Realizing that he was trying to help me understand how he felt, I named all this out loud. He looked straight at me as he realized that I understood. I then asked him, “I wonder if you ever feel lots of pressure at school and pressure to do things you don’t want to do.” He responded, “All the time.” Right?! … He was constantly in situations at school where his intuition told him, “I don’t want to do this; it isn’t meaningful for me; this isn’t interesting or fulfilling for me.” …. He was caught between listening to his truth and listening to what other people told him his truth should be.
In order to get to that place where I could be authentic in the playroom with Joey, I had to overcome a lot of “shoulds” that I had learned early on in my training. I had to learn about the importance of responding in a congruent and authentic way in response to the child’s initiated play so that the child felt deeply understood.
One of my turning points was meeting Dr. John Demartini; he introduced me to the concept of “shoulding.” I knew we had shoulds, but I didn’t really understand their purpose or effect on me in the playroom. I’d like to note that shoulds aren’t bad; they are simply feedback to let us know when we are being authentic or not, so we need them. However, without really understanding them, they can lead to a lot of angst and unnecessary suffering.

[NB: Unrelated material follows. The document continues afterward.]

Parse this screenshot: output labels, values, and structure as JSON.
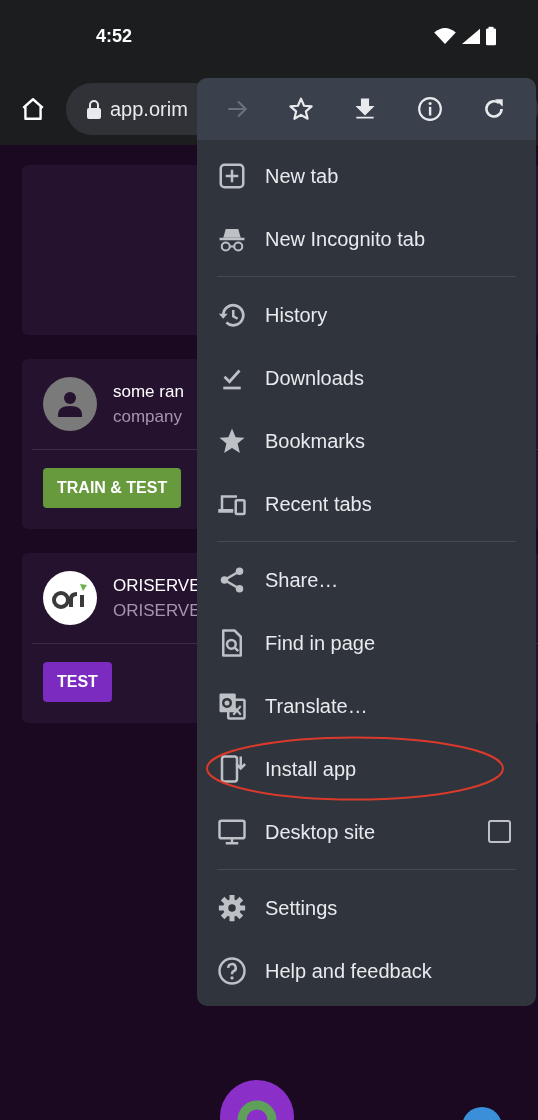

During the early years of my practice, I was in the playroom having experiences where I would either get hurt or I felt like something was missing. For a long time I couldn’t figure out why. What I realized was that I was “shoulding” myself. I wasn’t doing what I knew I needed to do. I had messages in my mind that I had learned in Graduate school and in other play therapy classes telling me “what a good therapist does or doesn’t do” and that “I needed to role play and act in my sessions” but my intuition often screamed at me to do something different! And sometimes it was screaming for me to say my truth out loud. But according to my training, I wasn’t supposed to say my truth out loud to a child. I was supposed to watch myself and not bring all of myself into the playroom for fear of counter-transference issues arising. So I would stop myself short of being able to fully show up.

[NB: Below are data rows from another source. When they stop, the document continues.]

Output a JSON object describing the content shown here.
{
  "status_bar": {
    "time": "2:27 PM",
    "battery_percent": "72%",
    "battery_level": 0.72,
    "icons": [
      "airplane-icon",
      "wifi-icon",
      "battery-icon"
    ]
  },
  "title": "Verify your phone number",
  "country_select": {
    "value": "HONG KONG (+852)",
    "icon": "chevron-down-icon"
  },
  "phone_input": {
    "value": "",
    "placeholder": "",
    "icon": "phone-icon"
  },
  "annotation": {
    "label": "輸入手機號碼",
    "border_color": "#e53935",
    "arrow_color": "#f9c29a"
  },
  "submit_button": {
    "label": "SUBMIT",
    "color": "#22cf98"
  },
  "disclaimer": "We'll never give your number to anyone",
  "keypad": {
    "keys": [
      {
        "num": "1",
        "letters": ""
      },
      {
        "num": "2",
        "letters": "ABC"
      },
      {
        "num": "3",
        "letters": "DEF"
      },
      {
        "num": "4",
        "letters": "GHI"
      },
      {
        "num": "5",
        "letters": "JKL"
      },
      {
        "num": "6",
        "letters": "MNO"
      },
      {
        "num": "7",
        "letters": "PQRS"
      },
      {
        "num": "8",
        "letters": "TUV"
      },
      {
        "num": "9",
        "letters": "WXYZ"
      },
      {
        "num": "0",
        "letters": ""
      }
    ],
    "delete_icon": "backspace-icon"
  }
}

And when I started studying John’s work, he started to challenge me on my “shoulds” and to help me see where I wasn’t being congruent in my own life. He helped me see that I wasn’t going to damage a child by being myself. I then gave myself permission and started to say out loud my truth and also to listen to those moments of intuition in the playroom. Where once I would say, “well, that’s just brain noise,” I started to get curious and wonder if that was wise information showing up in that moment to help me guide the process. I started to listen and obey the little voice that would say, “Scoot closer to her,” even though I had another voice saying, “She hasn’t invited you over, so don’t.” I started to listen to the first, stronger voice. I learned to trust that voice. And magic started to happen. And where I saw kids go in their process and what I saw transform was quite incredible.

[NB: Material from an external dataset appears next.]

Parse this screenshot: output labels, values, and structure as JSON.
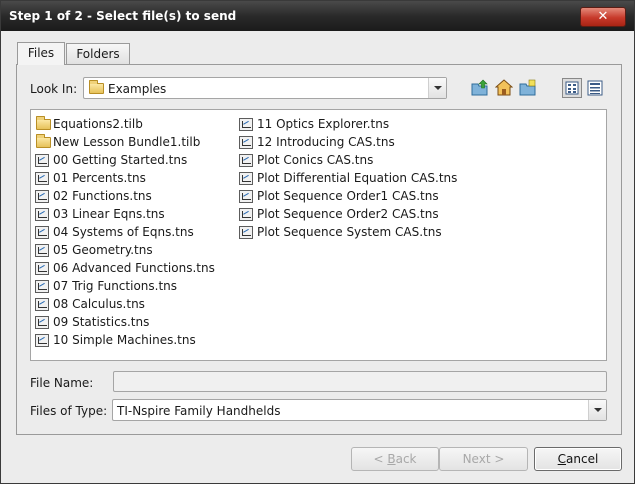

I then overlaid my knowledge of biology, nervous system regulation, attachment, physics (yes, physics!) and mindfulness on top of that, and out came a whole new model—Synergetic Play Therapy. I now help my students trust their intuition and name their experiences out loud as a way of tuning in to their authentic selves. I teach them that there’s a reciprocal process happening in the room—a shared process—and it’s called resonance. I help them see that their clients are helping them feel what it is like to be them and that when they have the courage to be authentic and name it, magic happens.
**Names and ages changed to protect client confidentiality.